The denominators (bottom numbers) of the fractions are increasing by 5 in each term.
So, we can write the rule for this sequence as:
Numerator = 1st term numerator + (n-1)
Denominator = 1st term denominator + 5(n-1)
Now, let's find the unknown term using this rule:
The 1st term is: 3/10
To find the second term:
Numerator = 3 + (2-1) = 3
Denominator = 10 + 5(2-1) = 10 + 5 = 15
So, the second term is: 3/15
To find the fourth term:
Numerator = 3 + (4-1) = 3 + 3 = 6
Denominator = 10 + 5(4-1) = 10 + 15 = 25
So, the fourth term is: 6/25
To write a rule for the given sequence, we need to observe the pattern and determine how each term is related.

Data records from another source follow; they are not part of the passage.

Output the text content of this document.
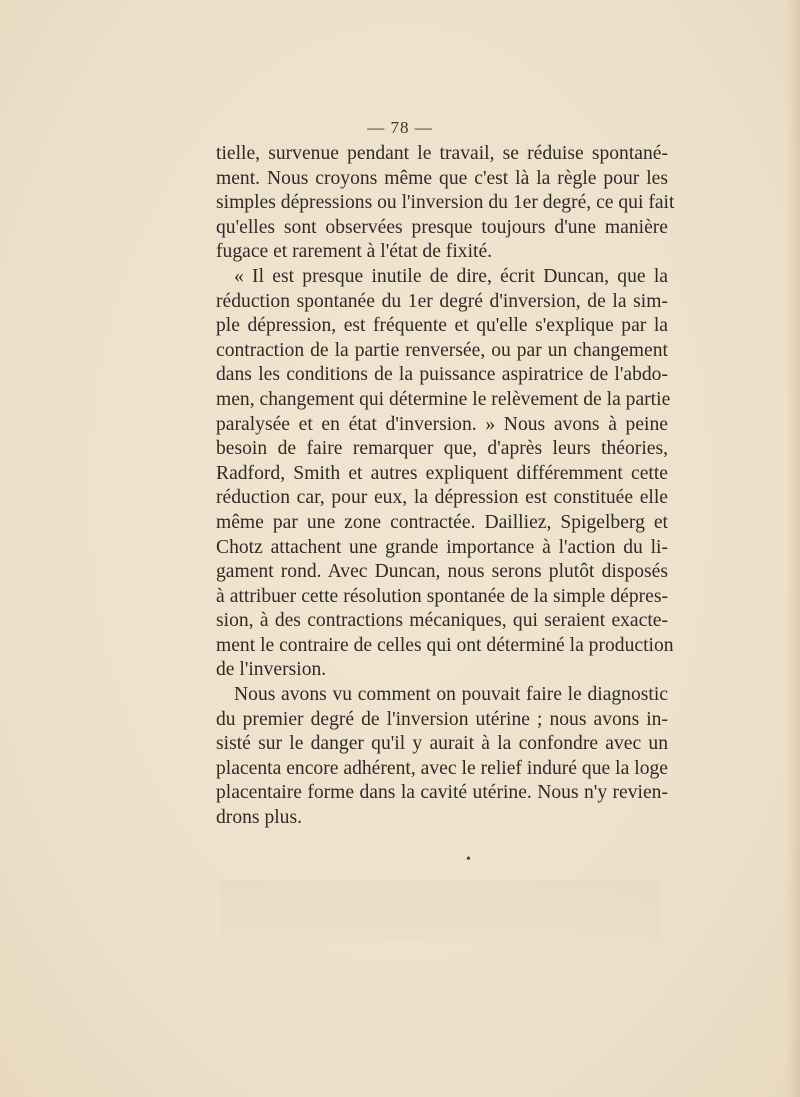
— 78 —
tielle, survenue pendant le travail, se réduise spontané-
ment. Nous croyons même que c'est là la règle pour les
simples dépressions ou l'inversion du 1er degré, ce qui fait
qu'elles sont observées presque toujours d'une manière
fugace et rarement à l'état de fixité.
« Il est presque inutile de dire, écrit Duncan, que la
réduction spontanée du 1er degré d'inversion, de la sim-
ple dépression, est fréquente et qu'elle s'explique par la
contraction de la partie renversée, ou par un changement
dans les conditions de la puissance aspiratrice de l'abdo-
men, changement qui détermine le relèvement de la partie
paralysée et en état d'inversion. » Nous avons à peine
besoin de faire remarquer que, d'après leurs théories,
Radford, Smith et autres expliquent différemment cette
réduction car, pour eux, la dépression est constituée elle
même par une zone contractée. Dailliez, Spigelberg et
Chotz attachent une grande importance à l'action du li-
gament rond. Avec Duncan, nous serons plutôt disposés
à attribuer cette résolution spontanée de la simple dépres-
sion, à des contractions mécaniques, qui seraient exacte-
ment le contraire de celles qui ont déterminé la production
de l'inversion.
Nous avons vu comment on pouvait faire le diagnostic
du premier degré de l'inversion utérine ; nous avons in-
sisté sur le danger qu'il y aurait à la confondre avec un
placenta encore adhérent, avec le relief induré que la loge
placentaire forme dans la cavité utérine. Nous n'y revien-
drons plus.
•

Looking at the sequence: 3/10, 2/5, --, 3/5, 7/10
We notice that each term is increasing by 1/10 from the previous term. Let's break it down to make it clear:
First term: 3/10
Second term: 3/10 + 1/10 = 2/5
Third term: 2/5 + 1/10 = ?
Fourth term: ? + 1/10 = 3/5
Fifth term: 3/5 + 1/10 = 7/10
As we can see, each term is obtained by adding 1/10 to the previous term.
Now, let's find the unknown term (the third term) by following the pattern.
Second term: 2/5
2/5 + 1/10 = 4/10 + 1/10 = 5/10
So, the unknown term (the third term) is 5/10.
To summarize, the rule for this sequence is to add 1/10 to the previous term. And the unknown term (the third term) is 5/10.